Launch: Miller Park, Omro
Far point: Enter Terrell Island area via fish barrier
Takeout: Return to Yost Road landing
Takeout: Return to Yost Road landing
Distance: 6.5 miles
Raindrops beat fiercely on the truck windshield and bright bolts of lightning split the sky as we shuttled our vehicles for the Fox River Heritage Paddle 2010 segment from Omro to Terrell Island in Lake Butte des Morts.
Despite the prediction of all-day scattered thunderstorms, 45 kayak and canoe paddlers turn out at Fred C. Miller Park in Omro for a day of fun on the water. But it looks like one of the persistently bad forecasts that have dogged our weekend paddles all summer is actually going to prove to be correct. We delay the launch for about 45 minutes, but sunburn replaces lightning as the trip hazard. There are happy faces behind the paddles when we take off from Omro, led as always by the 28-foot voyageur canoe.
We definitely have entered the recreational section of the Fox River. We have to make way for a pontoon boat or bass slayer more frequently. Still, herons, egrets, an eagle and osprey are our companions.

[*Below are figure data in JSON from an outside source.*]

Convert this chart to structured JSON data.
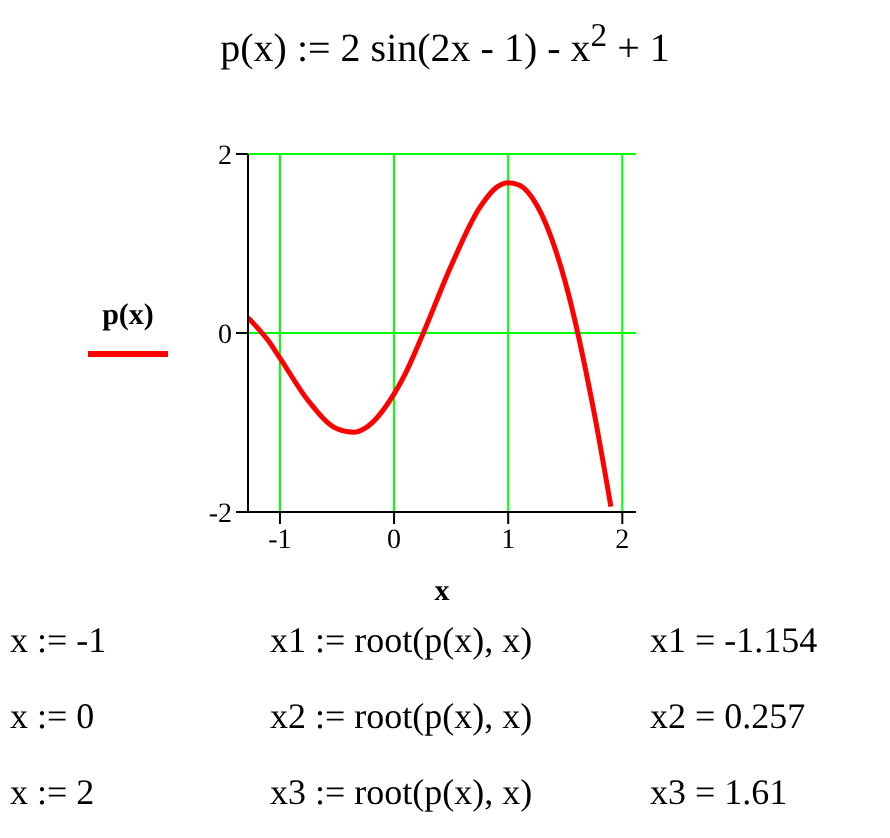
{
  "chart_data": {
    "type": "line",
    "title": "p(x) := 2 sin(2x - 1) - x$^{2}$ + 1",
    "xlabel": "x",
    "x": [
      -1.28,
      -1.1,
      -1,
      -0.75,
      -0.5,
      -0.35,
      -0.25,
      0,
      0.1,
      0.25,
      0.5,
      0.75,
      0.9,
      1,
      1.1,
      1.25,
      1.5,
      1.75,
      1.9
    ],
    "series": [
      {
        "name": "p(x)",
        "color": "#ff0000",
        "values": [
          0.17,
          -0.09,
          -0.28,
          -0.76,
          -1.07,
          -1.11,
          -1.06,
          -0.68,
          -0.45,
          -0.02,
          0.75,
          1.4,
          1.63,
          1.68,
          1.65,
          1.43,
          0.57,
          -0.87,
          -1.94
        ]
      }
    ],
    "xlim": [
      -1.28,
      2.12
    ],
    "xticks": [
      -1,
      0,
      1,
      2
    ],
    "ylim": [
      -2,
      2
    ],
    "yticks": [
      -2,
      0,
      2
    ],
    "grid": true,
    "legend": "left",
    "marker": "none",
    "line_style": "solid",
    "annotations": [
      "x := -1",
      "x1 := root(p(x), x)",
      "x1 = -1.154",
      "x := 0",
      "x2 := root(p(x), x)",
      "x2 = 0.257",
      "x := 2",
      "x3 := root(p(x), x)",
      "x3 = 1.61"
    ]
  }
}
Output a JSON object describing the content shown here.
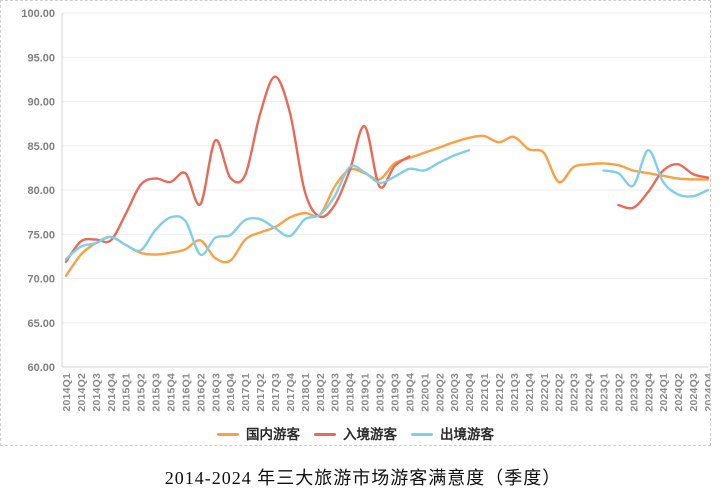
{
  "caption": {
    "text": "2014-2024 年三大旅游市场游客满意度（季度）"
  },
  "chart_data": {
    "type": "line",
    "title": "2014-2024 年三大旅游市场游客满意度（季度）",
    "ylabel": "",
    "xlabel": "",
    "ylim": [
      60,
      100
    ],
    "y_tick_step": 5,
    "y_tick_labels": [
      "60.00",
      "65.00",
      "70.00",
      "75.00",
      "80.00",
      "85.00",
      "90.00",
      "95.00",
      "100.00"
    ],
    "grid": true,
    "legend_position": "bottom",
    "x_labels": [
      "2014Q1",
      "2014Q2",
      "2014Q3",
      "2014Q4",
      "2015Q1",
      "2015Q2",
      "2015Q3",
      "2015Q4",
      "2016Q1",
      "2016Q2",
      "2016Q3",
      "2016Q4",
      "2017Q1",
      "2017Q2",
      "2017Q3",
      "2017Q4",
      "2018Q1",
      "2018Q2",
      "2018Q3",
      "2018Q4",
      "2019Q1",
      "2019Q2",
      "2019Q3",
      "2019Q4",
      "2020Q1",
      "2020Q2",
      "2020Q3",
      "2020Q4",
      "2021Q1",
      "2021Q2",
      "2021Q3",
      "2021Q4",
      "2022Q1",
      "2022Q2",
      "2022Q3",
      "2022Q4",
      "2023Q1",
      "2023Q2",
      "2023Q3",
      "2023Q4",
      "2024Q1",
      "2024Q2",
      "2024Q3",
      "2024Q4"
    ],
    "series": [
      {
        "name": "国内游客",
        "color": "#F9A144",
        "values": [
          70.3,
          72.7,
          74.0,
          74.7,
          73.8,
          72.9,
          72.7,
          72.9,
          73.3,
          74.3,
          72.3,
          72.0,
          74.4,
          75.2,
          75.8,
          76.9,
          77.4,
          77.2,
          80.4,
          82.3,
          81.9,
          81.2,
          83.0,
          83.6,
          84.2,
          84.8,
          85.4,
          85.9,
          86.1,
          85.4,
          86.0,
          84.6,
          84.2,
          80.9,
          82.6,
          82.9,
          83.0,
          82.8,
          82.2,
          81.9,
          81.6,
          81.3,
          81.2,
          81.2
        ]
      },
      {
        "name": "入境游客",
        "color": "#E96A58",
        "values": [
          71.9,
          74.2,
          74.4,
          74.3,
          77.3,
          80.6,
          81.3,
          80.9,
          81.9,
          78.4,
          85.6,
          81.4,
          81.7,
          88.6,
          92.8,
          88.7,
          79.8,
          77.0,
          78.3,
          82.2,
          87.2,
          80.4,
          82.7,
          83.8,
          null,
          null,
          null,
          null,
          null,
          null,
          null,
          null,
          null,
          null,
          null,
          null,
          null,
          78.3,
          78.0,
          79.8,
          82.2,
          82.9,
          81.8,
          81.4
        ]
      },
      {
        "name": "出境游客",
        "color": "#7FCFE9",
        "values": [
          72.2,
          73.6,
          74.0,
          74.7,
          73.8,
          73.2,
          75.5,
          76.9,
          76.5,
          72.7,
          74.6,
          74.9,
          76.6,
          76.7,
          75.7,
          74.8,
          76.7,
          77.2,
          79.3,
          82.6,
          82.0,
          80.8,
          81.5,
          82.4,
          82.2,
          83.1,
          83.9,
          84.5,
          null,
          null,
          null,
          null,
          null,
          null,
          null,
          null,
          82.2,
          81.9,
          80.5,
          84.5,
          80.9,
          79.5,
          79.3,
          80.0
        ]
      }
    ]
  }
}
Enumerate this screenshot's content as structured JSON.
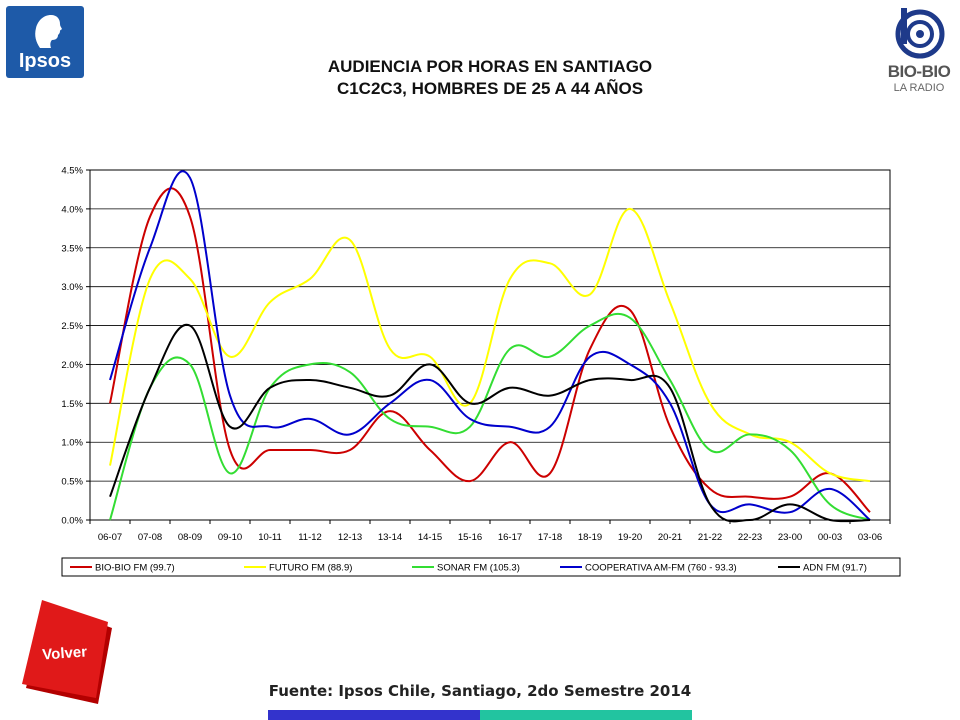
{
  "header": {
    "ipsos_logo_text": "Ipsos",
    "bio_logo_text": "BIO-BIO",
    "bio_logo_sub": "LA RADIO",
    "title_line1": "AUDIENCIA POR HORAS EN SANTIAGO",
    "title_line2": "C1C2C3, HOMBRES DE 25 A 44 AÑOS"
  },
  "footer": {
    "volver_label": "Volver",
    "source": "Fuente: Ipsos Chile, Santiago, 2do Semestre 2014"
  },
  "colors": {
    "ipsos_blue": "#1e5aa8",
    "volver_red": "#e01919",
    "bar_blue": "#3333cc",
    "bar_teal": "#22c4a0"
  },
  "icons": {
    "ipsos": "ipsos-face-logo-icon",
    "bio": "bio-bio-radio-logo-icon"
  },
  "chart_data": {
    "type": "line",
    "title": "",
    "xlabel": "",
    "ylabel": "",
    "ylim": [
      0,
      0.045
    ],
    "yticks": [
      "0.0%",
      "0.5%",
      "1.0%",
      "1.5%",
      "2.0%",
      "2.5%",
      "3.0%",
      "3.5%",
      "4.0%",
      "4.5%"
    ],
    "grid": "horizontal",
    "legend": "bottom",
    "categories": [
      "06-07",
      "07-08",
      "08-09",
      "09-10",
      "10-11",
      "11-12",
      "12-13",
      "13-14",
      "14-15",
      "15-16",
      "16-17",
      "17-18",
      "18-19",
      "19-20",
      "20-21",
      "21-22",
      "22-23",
      "23-00",
      "00-03",
      "03-06"
    ],
    "series": [
      {
        "name": "BIO-BIO FM (99.7)",
        "color": "#cc0000",
        "values": [
          0.015,
          0.039,
          0.039,
          0.009,
          0.009,
          0.009,
          0.009,
          0.014,
          0.009,
          0.005,
          0.01,
          0.006,
          0.022,
          0.027,
          0.012,
          0.004,
          0.003,
          0.003,
          0.006,
          0.001
        ]
      },
      {
        "name": "FUTURO FM (88.9)",
        "color": "#ffff00",
        "values": [
          0.007,
          0.031,
          0.031,
          0.021,
          0.028,
          0.031,
          0.036,
          0.022,
          0.021,
          0.015,
          0.031,
          0.033,
          0.029,
          0.04,
          0.028,
          0.015,
          0.011,
          0.01,
          0.006,
          0.005
        ]
      },
      {
        "name": "SONAR FM (105.3)",
        "color": "#33dd33",
        "values": [
          0.0,
          0.017,
          0.02,
          0.006,
          0.017,
          0.02,
          0.019,
          0.013,
          0.012,
          0.012,
          0.022,
          0.021,
          0.025,
          0.026,
          0.018,
          0.009,
          0.011,
          0.009,
          0.002,
          0.0
        ]
      },
      {
        "name": "COOPERATIVA AM-FM (760 - 93.3)",
        "color": "#0000cc",
        "values": [
          0.018,
          0.035,
          0.044,
          0.016,
          0.012,
          0.013,
          0.011,
          0.015,
          0.018,
          0.013,
          0.012,
          0.012,
          0.021,
          0.02,
          0.015,
          0.002,
          0.002,
          0.001,
          0.004,
          0.0
        ]
      },
      {
        "name": "ADN FM (91.7)",
        "color": "#000000",
        "values": [
          0.003,
          0.017,
          0.025,
          0.012,
          0.017,
          0.018,
          0.017,
          0.016,
          0.02,
          0.015,
          0.017,
          0.016,
          0.018,
          0.018,
          0.017,
          0.002,
          0.0,
          0.002,
          0.0,
          0.0
        ]
      }
    ]
  }
}
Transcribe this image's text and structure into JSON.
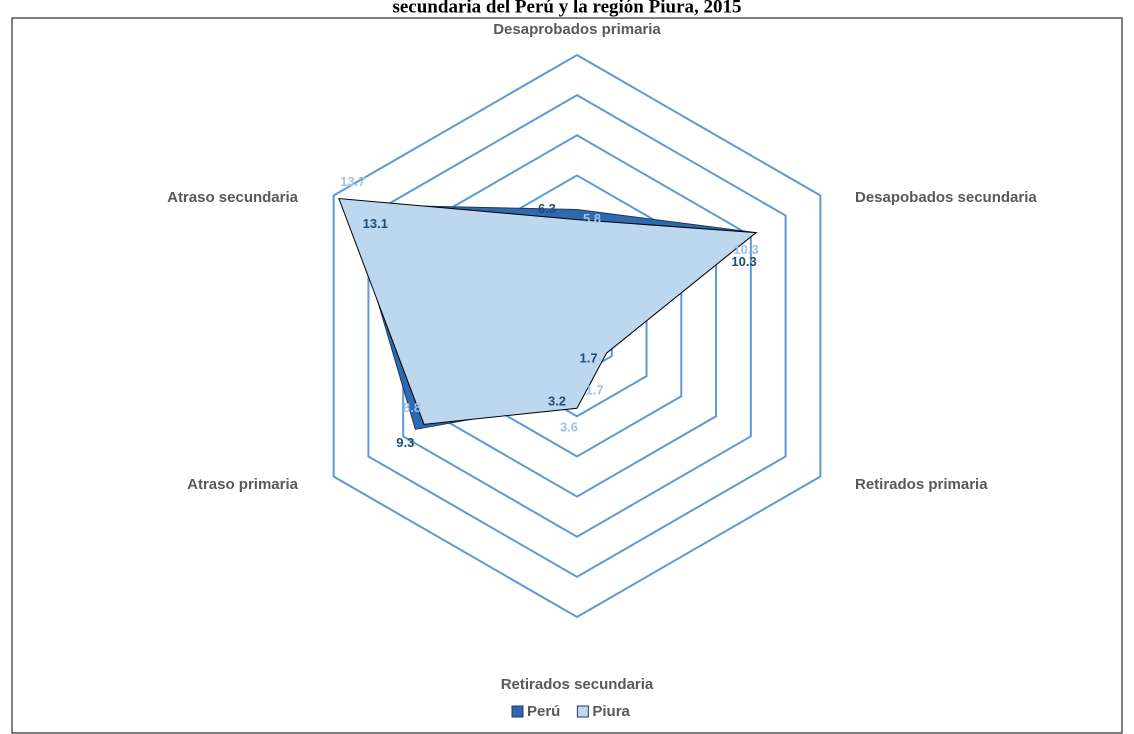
{
  "chart_data": {
    "type": "radar",
    "title": "secundaria del Perú y la región Piura, 2015",
    "categories": [
      "Desaprobados primaria",
      "Desapobados secundaria",
      "Retirados primaria",
      "Retirados secundaria",
      "Atraso primaria",
      "Atraso secundaria"
    ],
    "series": [
      {
        "name": "Perú",
        "color": "#2e6aad",
        "values": [
          6.3,
          10.3,
          1.7,
          3.2,
          9.3,
          13.1
        ]
      },
      {
        "name": "Piura",
        "color": "#bdd7ee",
        "values": [
          5.8,
          10.3,
          1.7,
          3.6,
          8.8,
          13.7
        ]
      }
    ],
    "ylim": [
      0,
      14
    ],
    "yticks": [
      0,
      2,
      4,
      6,
      8,
      10,
      12,
      14
    ],
    "grid": true,
    "legend": "bottom"
  }
}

Downstream of Omro, the Fox gradually opens up a marshy mouth into Lake Butte des Morts. This is the convergence of the Fox and the Wolf rivers. Once a barely passable bog of reeds and wild rice, artificially high water levels and boat traffic have opened up the shallow lake.
Terrell Island is an experiment by the Department of Natural Resources in turning back the clock for a corner of the lake by enclosing the area with a two-mile-long rock breakwater. It is intended to block out the boat wakes and turbid water of the lake to allow native vegetation to return, followed by native fish and mammals. We circle around its full length and land at the Butte des Morts Conservation Club headquarters.
The Terrell’s Island experiment has worked – too well in the case of one species, according to DNR biologist Art Techlow III, who gives the paddlers a natural history lesson. American white pelicans have returned in force. The experiment has also brought in common terns, egrets and various waterfowl. The DNR counted 13 nesting pelican pairs within the impoundment in 2005. By 2006, the number rose to 44, then 420 in 2007, 695 in 2008, 1,101 in 2009 and 1,068 overwhelming the little islands this spring.
Pelican guano has denuded the islands. That’s one of the unexpected consequences of experiments with nature on this scale, Techlow says. The DNR plans to shave down the islands to promote semi-aquatic vegetation and discourage pelicans.
After Techlow’s presentation, 10 paddlers pile into the voyageur and start paddling east. Not far out, they raise the big boat’s sail and let the wind push them all the way across Lake Butte des Morts. What a sight as this historic replica of Marquette and Joliet’s time sails under U.S. 41, painting a contrast between the journey and just getting there.